The issue is how the server handles the submission and enqueue of very long tasks. In other words, I need a better system than having my server submit scripts on LSF. Not that it would not work, but I think it's a bit too much...
Edit 2: I added a bounty to see if I can get some other answer. I checked pyprocessing, but I cannot perform submission of a job and reconnect to the queue at a later stage.
You should avoid re-inventing the wheel here.
Check out gearman. It has libraries in a lot of languages (including python) and is fairly popular. Not sure if anyone has any out of the box ways to easily connect up django to gearman and ajax calls, but it shouldn't be do complicated to do that part yourself.

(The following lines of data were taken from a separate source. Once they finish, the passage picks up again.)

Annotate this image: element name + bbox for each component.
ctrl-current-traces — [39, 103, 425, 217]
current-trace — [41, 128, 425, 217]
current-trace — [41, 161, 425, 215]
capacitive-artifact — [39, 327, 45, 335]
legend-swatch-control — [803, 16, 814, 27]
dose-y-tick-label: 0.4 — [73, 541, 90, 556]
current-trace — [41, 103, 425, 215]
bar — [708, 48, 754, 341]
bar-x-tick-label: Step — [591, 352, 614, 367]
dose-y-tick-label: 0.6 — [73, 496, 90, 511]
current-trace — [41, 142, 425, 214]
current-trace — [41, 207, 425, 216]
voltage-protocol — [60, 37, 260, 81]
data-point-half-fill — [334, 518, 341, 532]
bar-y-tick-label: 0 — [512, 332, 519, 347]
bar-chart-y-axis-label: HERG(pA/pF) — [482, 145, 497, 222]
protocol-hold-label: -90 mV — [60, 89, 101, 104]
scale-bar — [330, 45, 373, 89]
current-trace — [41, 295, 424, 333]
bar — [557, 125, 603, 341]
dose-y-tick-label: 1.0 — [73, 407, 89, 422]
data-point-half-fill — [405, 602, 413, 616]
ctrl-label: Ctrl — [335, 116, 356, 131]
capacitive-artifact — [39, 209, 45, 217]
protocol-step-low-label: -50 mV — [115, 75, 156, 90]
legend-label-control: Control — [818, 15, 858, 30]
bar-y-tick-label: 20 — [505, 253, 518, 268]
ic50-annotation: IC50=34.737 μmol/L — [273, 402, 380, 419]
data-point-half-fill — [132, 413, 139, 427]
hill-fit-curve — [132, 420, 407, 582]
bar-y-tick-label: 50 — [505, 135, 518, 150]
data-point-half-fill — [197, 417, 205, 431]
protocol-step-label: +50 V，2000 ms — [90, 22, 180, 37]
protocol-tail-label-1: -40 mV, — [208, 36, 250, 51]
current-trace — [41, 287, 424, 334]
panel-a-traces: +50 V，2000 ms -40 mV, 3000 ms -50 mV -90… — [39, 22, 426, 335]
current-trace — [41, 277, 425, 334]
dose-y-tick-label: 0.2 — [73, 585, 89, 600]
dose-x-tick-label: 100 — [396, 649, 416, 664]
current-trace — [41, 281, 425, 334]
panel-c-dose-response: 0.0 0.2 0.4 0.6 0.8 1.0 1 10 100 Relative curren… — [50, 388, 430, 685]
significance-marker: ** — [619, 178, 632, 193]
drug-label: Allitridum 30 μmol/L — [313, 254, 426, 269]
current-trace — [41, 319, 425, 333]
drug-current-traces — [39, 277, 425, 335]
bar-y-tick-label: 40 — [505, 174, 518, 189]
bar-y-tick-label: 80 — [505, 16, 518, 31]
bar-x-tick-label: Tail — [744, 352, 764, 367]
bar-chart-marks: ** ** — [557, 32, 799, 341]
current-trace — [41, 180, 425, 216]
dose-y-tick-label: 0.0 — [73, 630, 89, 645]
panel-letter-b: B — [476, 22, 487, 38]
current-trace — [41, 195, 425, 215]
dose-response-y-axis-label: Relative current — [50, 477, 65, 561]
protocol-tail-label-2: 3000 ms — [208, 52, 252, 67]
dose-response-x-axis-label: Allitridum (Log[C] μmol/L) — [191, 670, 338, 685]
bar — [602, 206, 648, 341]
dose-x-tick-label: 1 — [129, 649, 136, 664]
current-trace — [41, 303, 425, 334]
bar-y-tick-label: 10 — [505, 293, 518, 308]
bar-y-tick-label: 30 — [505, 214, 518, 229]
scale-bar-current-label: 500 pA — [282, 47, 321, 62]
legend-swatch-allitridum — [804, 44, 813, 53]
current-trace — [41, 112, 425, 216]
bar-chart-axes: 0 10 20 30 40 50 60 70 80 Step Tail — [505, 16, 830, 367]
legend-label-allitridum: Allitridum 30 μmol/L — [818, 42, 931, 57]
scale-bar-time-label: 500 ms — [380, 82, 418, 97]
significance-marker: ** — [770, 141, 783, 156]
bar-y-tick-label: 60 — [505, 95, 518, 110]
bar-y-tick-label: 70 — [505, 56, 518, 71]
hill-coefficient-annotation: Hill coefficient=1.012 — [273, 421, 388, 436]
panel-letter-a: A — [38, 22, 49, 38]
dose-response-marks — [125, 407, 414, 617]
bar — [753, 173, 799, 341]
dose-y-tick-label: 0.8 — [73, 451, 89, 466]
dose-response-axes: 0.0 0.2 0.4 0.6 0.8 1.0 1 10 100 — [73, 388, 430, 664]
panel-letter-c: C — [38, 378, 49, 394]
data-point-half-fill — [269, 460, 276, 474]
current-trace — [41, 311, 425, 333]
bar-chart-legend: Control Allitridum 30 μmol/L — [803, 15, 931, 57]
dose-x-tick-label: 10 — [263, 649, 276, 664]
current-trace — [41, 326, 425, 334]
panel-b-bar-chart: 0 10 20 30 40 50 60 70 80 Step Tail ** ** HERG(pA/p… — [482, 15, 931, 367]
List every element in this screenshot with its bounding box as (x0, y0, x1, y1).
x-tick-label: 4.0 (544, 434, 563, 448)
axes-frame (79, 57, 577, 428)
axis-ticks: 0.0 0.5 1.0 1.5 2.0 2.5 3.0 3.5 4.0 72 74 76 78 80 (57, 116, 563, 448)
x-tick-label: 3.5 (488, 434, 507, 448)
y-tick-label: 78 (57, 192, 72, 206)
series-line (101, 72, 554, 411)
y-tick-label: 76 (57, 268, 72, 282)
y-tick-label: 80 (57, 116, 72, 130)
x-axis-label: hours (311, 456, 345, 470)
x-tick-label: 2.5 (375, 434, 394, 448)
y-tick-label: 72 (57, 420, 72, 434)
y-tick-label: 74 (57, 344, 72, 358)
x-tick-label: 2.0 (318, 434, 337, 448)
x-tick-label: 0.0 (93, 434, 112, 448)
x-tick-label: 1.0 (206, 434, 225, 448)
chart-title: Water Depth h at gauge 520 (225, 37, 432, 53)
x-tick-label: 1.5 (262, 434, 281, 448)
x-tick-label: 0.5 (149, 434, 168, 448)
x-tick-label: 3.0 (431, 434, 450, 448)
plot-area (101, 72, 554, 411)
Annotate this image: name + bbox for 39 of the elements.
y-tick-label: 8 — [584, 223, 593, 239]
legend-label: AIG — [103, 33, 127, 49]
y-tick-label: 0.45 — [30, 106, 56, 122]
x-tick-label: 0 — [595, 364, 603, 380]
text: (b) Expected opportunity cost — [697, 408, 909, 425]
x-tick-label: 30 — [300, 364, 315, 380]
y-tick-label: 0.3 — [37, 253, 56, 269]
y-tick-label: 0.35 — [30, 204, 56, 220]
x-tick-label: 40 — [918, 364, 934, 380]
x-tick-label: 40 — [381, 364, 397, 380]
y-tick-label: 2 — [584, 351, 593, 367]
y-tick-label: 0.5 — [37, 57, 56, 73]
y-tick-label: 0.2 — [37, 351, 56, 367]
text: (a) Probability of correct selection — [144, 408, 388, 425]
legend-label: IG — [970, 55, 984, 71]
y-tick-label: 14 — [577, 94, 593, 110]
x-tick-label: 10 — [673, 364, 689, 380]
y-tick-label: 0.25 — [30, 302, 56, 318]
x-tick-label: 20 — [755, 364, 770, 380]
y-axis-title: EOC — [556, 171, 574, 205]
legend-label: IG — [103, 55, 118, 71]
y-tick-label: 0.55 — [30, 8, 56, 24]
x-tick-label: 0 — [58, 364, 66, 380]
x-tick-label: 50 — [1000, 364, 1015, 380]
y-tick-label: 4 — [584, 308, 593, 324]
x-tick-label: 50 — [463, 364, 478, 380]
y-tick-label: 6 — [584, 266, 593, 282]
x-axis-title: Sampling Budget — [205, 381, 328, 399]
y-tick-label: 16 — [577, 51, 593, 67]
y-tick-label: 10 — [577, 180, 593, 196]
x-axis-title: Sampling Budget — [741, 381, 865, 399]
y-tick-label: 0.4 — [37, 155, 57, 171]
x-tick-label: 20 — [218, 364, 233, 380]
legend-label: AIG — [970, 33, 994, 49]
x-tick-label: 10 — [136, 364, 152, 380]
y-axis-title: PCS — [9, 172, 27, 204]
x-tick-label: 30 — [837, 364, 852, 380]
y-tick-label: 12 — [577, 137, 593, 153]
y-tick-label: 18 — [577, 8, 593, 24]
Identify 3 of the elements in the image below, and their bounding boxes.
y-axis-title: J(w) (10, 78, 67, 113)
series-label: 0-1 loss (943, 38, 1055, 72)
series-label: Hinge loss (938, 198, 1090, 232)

The basic idea is that you run the gearman job server (or multiple job servers), have your web request queue up a job (like 'resize_photo') with some arguments (like '{photo_id: 1234}'). You queue this as a background task. You get a handle back. Your ajax request is then going to poll on that handle value until it's marked as complete.
Then you have a worker (or probably many) that is a separate python process connect up to this job server and registers itself for 'resize_photo' jobs, does the work and then marks it as complete.
I also found this blog post that does a pretty good job summarizing it's usage.
You can try two approachs:
To call webserver every n interval and inform a job id; server processes and return some information about current execution of that task
To implement a long running page, sending data every n interval; for client, that HTTP request will "always" be "loading" and it needs to collect new information every time a new data piece is received.
About second option, you can to learn more by reading about Comet; Using ASP.NET, you can do something similiar by implementing System.Web.IHttpAsyncHandler interface.
I don't know of a system that does it, but it would be fairly easy to implement one's own system:
create a database table with jobid, jobparameters, jobresult
jobresult is a string that will hold a pickle of the result
jobparameters is a pickled list of input arguments
when the server starts working on a job, it creates a new row in the table, and spwans a new process to handle that, passing that process the jobid
the task handler process updates the jobresult in the table when it has finished
a webpage (xmlrpc or whatever you are using) contains a method 'getResult(jobid)' that will check the table for a jobresult
if it finds a result, it returns the result, and deletes the row from the table
otherwise it returns an empty list, or None, or your preferred return value to signal that the job is not finished yet
There are a few edge-cases to take care of so an existing framework would clearly be better as you say.
At first You need some separate "worker" service, which will be started separately at powerup and communicated with http-request handlers via some local IPC like UNIX-socket(fast) or database(simple).
During handling request cgi ask from worker state or other data and replay to client.
You can signal that a resource is being "worked on" by replying with a 202 HTTP code: the Client side will have to retry later to get the completed resource. Depending on the case, you might have to issue a "request id" in order to match a request with a response.
Alternatively, you could have a look at existing COMET libraries which might fill your needs more "out of the box". I am not sure if there are any that match your current Django design though.
Probably not a great answer for the python/django solution you are working with, but we use Microsoft Message Queue for things just like this. It basically runs like this
Website updates a database row somewhere with a "Processing" status
Website sends a message to the MSMQ (this is a non blocking call so it returns control back to the website right away)
Windows service (could be any program really) is "watching" the MSMQ and gets the message
Windows service updates the database row with a "Finished" status.
That's the gist of it anyways. It's been quite reliable for us and really straight forward to scale and manage.
-al
Another good option for python and django is Celery.
And if you think that Celery is too heavy for your needs then you might want to look at simple distributed taskqueue.